In an interview published by the Guardian, Armstrong commended Millar’s focus on the psyschiatric impact of being nationally disgraced from a doping scandal.

Millar cited the case of Jan Ullrich specifically, but the issue also brings to mind riders such as Marco Pantani, who famously died from a cocaine overdose, Belgian Frank Vandenbroucke (who died following addiction problems in 2009) and Spain’s José María Jiménez who suffered from severe depression and died in 2003.

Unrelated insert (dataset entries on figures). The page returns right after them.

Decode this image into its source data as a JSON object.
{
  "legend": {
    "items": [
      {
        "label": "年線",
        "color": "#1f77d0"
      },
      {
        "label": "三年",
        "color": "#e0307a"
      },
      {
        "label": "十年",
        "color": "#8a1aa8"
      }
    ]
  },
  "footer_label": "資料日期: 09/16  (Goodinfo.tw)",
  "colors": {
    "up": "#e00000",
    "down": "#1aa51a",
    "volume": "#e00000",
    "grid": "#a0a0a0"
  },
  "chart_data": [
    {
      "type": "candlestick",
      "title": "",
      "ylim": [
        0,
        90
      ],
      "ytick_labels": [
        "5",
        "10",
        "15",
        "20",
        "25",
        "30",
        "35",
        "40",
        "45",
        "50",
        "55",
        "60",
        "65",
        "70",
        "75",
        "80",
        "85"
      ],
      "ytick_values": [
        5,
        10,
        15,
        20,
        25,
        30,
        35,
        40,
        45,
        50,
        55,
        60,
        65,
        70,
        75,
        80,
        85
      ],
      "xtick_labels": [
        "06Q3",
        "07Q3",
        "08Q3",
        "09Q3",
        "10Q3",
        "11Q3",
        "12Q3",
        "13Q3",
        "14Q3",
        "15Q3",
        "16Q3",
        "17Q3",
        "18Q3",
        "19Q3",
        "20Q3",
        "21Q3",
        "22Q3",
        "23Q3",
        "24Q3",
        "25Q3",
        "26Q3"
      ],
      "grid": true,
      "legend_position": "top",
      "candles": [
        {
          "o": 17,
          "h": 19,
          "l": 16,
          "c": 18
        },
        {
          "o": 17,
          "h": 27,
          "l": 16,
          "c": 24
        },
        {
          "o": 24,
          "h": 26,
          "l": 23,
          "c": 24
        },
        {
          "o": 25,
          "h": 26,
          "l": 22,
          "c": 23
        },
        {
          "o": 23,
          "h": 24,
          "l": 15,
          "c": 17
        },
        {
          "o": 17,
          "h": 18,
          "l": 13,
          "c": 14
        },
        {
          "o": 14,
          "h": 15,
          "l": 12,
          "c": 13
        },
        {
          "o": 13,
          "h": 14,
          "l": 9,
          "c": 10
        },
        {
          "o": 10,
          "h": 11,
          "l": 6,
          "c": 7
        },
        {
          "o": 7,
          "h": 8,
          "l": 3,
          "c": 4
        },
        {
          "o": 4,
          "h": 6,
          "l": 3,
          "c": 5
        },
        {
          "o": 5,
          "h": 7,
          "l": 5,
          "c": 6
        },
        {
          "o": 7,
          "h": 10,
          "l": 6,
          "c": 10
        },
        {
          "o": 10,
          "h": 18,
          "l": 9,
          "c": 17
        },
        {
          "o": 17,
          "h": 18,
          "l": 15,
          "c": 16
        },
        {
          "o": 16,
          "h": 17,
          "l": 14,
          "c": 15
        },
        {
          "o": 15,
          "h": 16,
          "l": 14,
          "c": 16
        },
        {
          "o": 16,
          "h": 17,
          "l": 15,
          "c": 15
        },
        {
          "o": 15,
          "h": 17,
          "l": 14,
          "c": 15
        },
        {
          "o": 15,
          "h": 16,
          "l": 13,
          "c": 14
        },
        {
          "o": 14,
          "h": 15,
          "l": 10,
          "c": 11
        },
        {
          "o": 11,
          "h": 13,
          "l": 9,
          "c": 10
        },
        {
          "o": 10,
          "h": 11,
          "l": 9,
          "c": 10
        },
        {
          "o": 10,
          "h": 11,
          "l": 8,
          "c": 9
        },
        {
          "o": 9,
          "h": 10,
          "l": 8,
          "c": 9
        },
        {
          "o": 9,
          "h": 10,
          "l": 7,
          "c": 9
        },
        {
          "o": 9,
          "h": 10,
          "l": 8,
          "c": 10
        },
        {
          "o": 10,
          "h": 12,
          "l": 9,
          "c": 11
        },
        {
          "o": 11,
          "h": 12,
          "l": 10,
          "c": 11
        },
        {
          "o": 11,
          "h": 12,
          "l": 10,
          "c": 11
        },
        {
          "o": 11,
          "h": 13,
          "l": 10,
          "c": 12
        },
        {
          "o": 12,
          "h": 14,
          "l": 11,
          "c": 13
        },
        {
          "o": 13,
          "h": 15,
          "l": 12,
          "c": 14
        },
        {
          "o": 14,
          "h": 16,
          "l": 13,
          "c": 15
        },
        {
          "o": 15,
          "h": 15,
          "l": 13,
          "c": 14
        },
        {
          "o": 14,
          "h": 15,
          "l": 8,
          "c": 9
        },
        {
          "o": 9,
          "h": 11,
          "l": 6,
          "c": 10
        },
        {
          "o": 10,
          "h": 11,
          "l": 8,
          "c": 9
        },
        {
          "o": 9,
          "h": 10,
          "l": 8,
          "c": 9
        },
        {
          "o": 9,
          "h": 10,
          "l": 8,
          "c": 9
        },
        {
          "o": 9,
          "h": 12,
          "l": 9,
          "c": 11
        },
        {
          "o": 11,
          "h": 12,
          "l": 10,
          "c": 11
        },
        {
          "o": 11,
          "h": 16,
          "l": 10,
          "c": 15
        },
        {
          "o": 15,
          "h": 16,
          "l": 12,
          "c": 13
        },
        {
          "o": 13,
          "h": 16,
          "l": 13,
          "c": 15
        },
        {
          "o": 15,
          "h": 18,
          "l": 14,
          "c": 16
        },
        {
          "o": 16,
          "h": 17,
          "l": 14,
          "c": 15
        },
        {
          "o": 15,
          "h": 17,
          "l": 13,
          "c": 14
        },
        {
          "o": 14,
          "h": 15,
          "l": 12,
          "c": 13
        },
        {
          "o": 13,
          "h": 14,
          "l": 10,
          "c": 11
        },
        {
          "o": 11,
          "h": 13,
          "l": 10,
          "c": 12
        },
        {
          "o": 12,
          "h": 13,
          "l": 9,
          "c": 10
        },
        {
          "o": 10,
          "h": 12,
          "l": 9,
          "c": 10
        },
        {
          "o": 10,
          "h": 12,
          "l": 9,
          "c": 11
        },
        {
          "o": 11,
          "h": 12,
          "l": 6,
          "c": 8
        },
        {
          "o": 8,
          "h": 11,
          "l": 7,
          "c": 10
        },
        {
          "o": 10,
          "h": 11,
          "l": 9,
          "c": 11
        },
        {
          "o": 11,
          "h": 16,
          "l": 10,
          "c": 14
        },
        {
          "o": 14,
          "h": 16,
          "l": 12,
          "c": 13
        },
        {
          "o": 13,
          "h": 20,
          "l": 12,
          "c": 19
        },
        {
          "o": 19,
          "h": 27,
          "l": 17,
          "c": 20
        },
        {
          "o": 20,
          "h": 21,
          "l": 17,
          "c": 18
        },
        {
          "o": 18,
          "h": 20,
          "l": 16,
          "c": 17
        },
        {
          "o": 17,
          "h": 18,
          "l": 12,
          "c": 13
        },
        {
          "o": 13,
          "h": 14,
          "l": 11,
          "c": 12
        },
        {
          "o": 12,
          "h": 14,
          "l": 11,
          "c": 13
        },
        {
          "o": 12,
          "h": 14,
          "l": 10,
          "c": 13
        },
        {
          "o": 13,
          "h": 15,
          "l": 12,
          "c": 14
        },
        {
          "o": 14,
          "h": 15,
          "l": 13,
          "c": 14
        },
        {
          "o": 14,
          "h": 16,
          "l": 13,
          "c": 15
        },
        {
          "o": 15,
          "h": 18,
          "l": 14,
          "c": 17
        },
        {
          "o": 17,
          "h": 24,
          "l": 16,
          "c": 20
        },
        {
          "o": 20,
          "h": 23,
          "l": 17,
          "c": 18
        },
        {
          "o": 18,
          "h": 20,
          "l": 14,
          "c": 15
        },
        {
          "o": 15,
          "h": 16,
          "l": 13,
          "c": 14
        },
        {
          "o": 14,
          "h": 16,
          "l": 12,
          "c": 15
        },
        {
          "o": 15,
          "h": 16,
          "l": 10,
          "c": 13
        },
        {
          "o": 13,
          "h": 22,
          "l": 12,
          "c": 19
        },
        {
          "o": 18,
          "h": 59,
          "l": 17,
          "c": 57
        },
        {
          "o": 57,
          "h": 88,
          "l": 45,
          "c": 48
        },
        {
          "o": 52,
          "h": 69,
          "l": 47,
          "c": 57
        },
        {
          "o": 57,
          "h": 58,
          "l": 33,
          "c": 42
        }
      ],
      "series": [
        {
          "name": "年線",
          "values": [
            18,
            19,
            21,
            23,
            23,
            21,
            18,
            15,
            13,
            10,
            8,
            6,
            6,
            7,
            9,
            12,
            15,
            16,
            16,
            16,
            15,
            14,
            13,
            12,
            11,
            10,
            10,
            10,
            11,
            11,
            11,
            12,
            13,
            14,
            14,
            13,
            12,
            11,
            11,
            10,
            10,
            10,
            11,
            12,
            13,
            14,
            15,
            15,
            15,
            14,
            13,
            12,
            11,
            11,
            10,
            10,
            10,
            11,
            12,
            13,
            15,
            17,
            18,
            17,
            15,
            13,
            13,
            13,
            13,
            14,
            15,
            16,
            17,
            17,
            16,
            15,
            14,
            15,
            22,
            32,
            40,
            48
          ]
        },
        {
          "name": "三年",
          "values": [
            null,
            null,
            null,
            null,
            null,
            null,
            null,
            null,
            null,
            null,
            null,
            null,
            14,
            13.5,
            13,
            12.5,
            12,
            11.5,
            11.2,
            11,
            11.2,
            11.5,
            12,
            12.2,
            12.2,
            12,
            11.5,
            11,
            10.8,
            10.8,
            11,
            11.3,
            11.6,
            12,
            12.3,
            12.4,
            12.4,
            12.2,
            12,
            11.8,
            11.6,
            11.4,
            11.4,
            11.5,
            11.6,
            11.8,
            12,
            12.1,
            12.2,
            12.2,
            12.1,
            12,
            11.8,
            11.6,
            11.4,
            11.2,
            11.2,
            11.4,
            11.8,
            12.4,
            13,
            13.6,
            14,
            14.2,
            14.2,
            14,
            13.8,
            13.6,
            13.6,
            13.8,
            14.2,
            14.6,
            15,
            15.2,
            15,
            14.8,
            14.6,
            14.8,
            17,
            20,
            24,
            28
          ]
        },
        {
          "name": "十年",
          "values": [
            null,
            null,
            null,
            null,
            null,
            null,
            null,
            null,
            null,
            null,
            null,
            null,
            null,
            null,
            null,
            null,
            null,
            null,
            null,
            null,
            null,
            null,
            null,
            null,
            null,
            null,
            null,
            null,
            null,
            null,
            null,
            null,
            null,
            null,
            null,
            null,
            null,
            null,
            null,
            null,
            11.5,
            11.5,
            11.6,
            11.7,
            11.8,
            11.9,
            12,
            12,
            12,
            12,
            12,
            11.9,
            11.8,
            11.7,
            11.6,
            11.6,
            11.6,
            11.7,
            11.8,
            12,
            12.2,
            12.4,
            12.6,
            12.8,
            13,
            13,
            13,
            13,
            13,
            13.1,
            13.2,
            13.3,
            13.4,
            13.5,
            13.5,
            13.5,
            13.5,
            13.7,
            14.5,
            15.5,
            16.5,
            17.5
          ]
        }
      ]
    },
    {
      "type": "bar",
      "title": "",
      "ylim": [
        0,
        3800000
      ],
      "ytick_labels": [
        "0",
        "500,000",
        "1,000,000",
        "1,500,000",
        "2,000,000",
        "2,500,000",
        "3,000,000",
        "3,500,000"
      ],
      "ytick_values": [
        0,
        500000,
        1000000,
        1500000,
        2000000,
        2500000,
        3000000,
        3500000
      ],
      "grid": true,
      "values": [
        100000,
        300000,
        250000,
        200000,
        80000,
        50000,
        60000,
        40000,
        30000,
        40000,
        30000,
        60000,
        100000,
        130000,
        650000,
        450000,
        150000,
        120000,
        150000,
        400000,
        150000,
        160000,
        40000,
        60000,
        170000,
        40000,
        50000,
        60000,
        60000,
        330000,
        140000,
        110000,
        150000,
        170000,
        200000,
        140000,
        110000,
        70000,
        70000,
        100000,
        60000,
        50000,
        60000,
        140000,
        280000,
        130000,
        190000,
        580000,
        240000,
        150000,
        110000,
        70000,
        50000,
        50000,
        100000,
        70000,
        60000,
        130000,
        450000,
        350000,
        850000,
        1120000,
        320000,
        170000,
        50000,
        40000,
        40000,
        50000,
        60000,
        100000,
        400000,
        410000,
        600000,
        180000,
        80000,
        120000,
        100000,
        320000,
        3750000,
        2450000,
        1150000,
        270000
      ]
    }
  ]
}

Millar argues that this is an issue the CPA (Cyclistes Professionnels Associés) should address, and one he would target during his presidency. ‘The CPA has never confronted the fact that the mental health track record for cycling is horrific,’ Millar claimed.

Indeed, Armstrong’s long-time rival Ullrich has also shown signs of severe psychological troubles in the wake of his implication in Operacion Puerto. He was arrested in Frankfurt last month for allegedly assaulting a prostitute while under the influence of drugs and alcohol.

‘Those riders were all “disgraced” by their countries and the press, while their countrymen, who weren’t nearly as legendary as them, were given complete passes,’ Armstrong told the Guardian. ‘This can feel really hypocritical and unfair. Throw in some guys who don’t have the mental strength to manage it all and it’s a recipe for disaster.’

On the topic of drug addiction itself, Armstrong did not believe there was a link between the use of drugs to improve performance and the use of drugs recreationally.

Drug addiction

Cycling and recreational drugs has a history beyond the tragic cases of Pantani and Vandenbroucke – Tom Boonen admitted to a drug and alcohol problem in 2009, after testing positive for cocaine. Luca Paolini also faced a sanction in 2015 for cocaine use that arguably ended his career.

However, despite an association between issues of depression and drug addiction amongst troubled ex-pros, Armstrong was clear that he didn’t see doping in professional cycling as having any causal relationship.

‘I don’t think there is [a link]. The sample size of cyclists that took performance enhancing drugs is massive — in the tens of thousands — so if the tendency was to become an addict then we’d have hundreds if not thousands of addicts, which we don’t,’ he told the Guardian.

The issue has been a hot topic in different sports, with the most high profile case recently surrounding Tyson Fury, who admitted using cocaine to help battle depression.

There have also been calls for recreational drugs to be removed from the WADA list of prohibited substances, as it crosses the line between performance enhancement and promotion of ethical behaviour amongst athletes.

Ahead of the 2012 Olympics, The Times found leaked documents from UKAD, arguing that the length of bans for recreational drug use were unduly punitive. 

CPA election

It seems that while Armstrong doesn’t favour Millar himself as CPA leader, he is in favour of a rider’s union intervening more in the sport, ‘a real union for riders’ he argued, rather than the ‘window dressing’ of the CPA.

Millar’s candidacy has been shrouded in controversy partly because of the rider’s own doping record, but also because of how it has unearthed democratic failings in the election process.

Millar has argued that he is unlikely to win as countries are able to vote in blocs for candidates, and his Italian rival Gianni Bugno will win the Italian bloc vote, while many would-be Millar voters will not be able to vote, as it must be done in person in Switzerland, and many will be at the World Championships in Innsbruck during the election.

The official election for CPA president takes place tomorrow.